La pequeña corría y corría, sabiendo que tarde o temprano iba a alcanzarla. La hilera de árboles era interminable. A lo lejos Alba vio como los árboles no continuaban. Con la esperanza de encontrar a alguna persona para salvarla al otro lado, corrió con todas sus fuerzas. Y llegó.
Había una casa de madera. Dentro de ella todo estaba apagado, no había ninguna luz, estaba deshabitada. Se paró delante de la puerta, no podía apenas respirar. Abrió la puerta sigilosamente y entró. Dentro había una mesa con dos sillas al rededor, a una de ellas le faltaba una pata. Uno de los cristales de una ventana estaba roto, y la madera de la otra ventana estaba descolgada. Dentro hacía frío.

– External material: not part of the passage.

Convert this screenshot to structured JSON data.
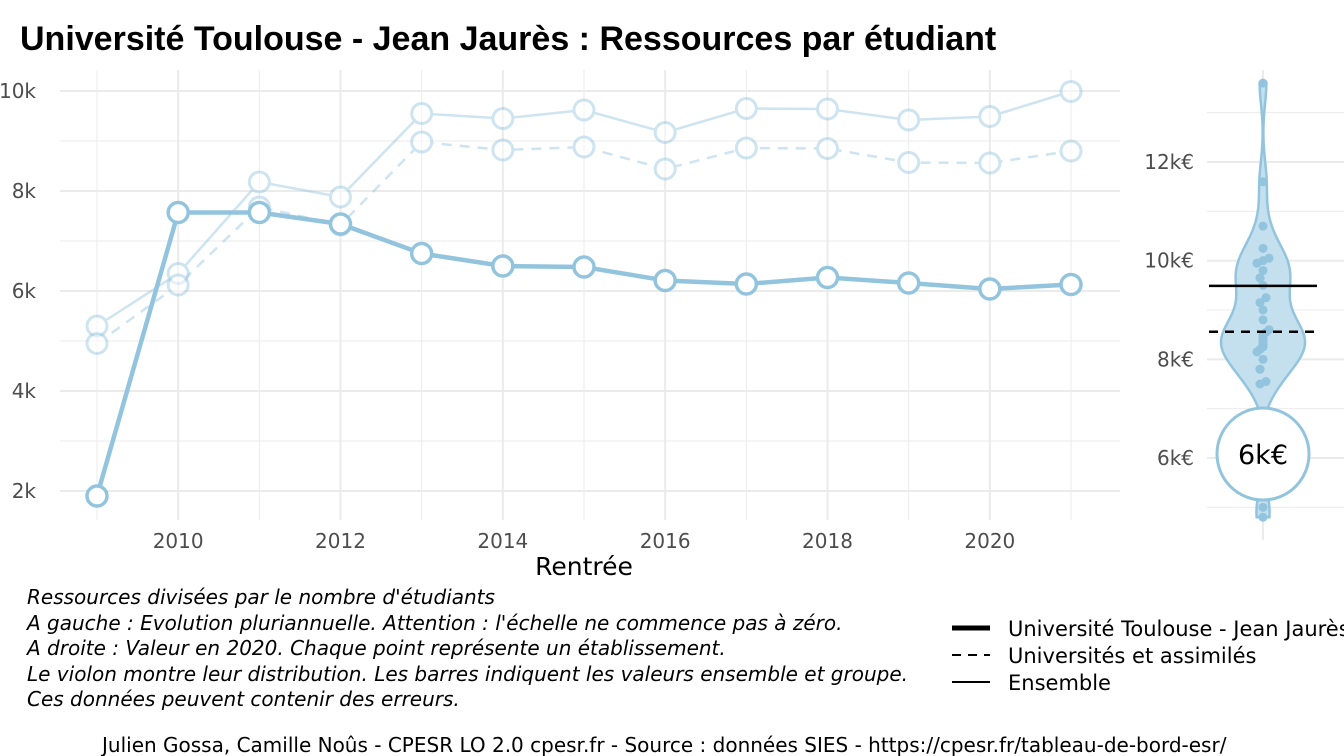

Al fondo había una chimenea. La pequeña se sentó en una esquina de la casa. Rodeó las rodillas con sus brazos y se acurrucó con la cabeza escondida entre ellos. Comenzó a llorar, desconsoladamente, su padre la iba a encontrar. No quería verle, había odio en su mirada.
De repente oyó pasos, los mismos pasos que había escuchado en el bosque, los mismos pasos que la habían seguido, los mismos pasos del hombre que ahora tenía odio en su mirada. Alba levantó la cabeza y pudo ver como el pomo de la puerta se giraba poco a poco. Estaba temblando, no de frío, sino de miedo. Un escalofrío la recorrió el cuerpo, algo malo la iba a pasar si se quedaba allí, pero ella sabía muy bien que ya no tenía ninguna escapatoria. Su padre había entrado, se estaba acercando a la mesa.
-Alba- la llamó enfadado, encolerizado. La niña tembló de nuevo.- Sé que estas aquí estúpida.
Su padre nunca la había insultado. La niña lloró, intentando no ser descubierta. Cerró fuerte los ojos, sentía el peligro, deseaba con todas sus fuerzas hacerse invisible. Y desapareció.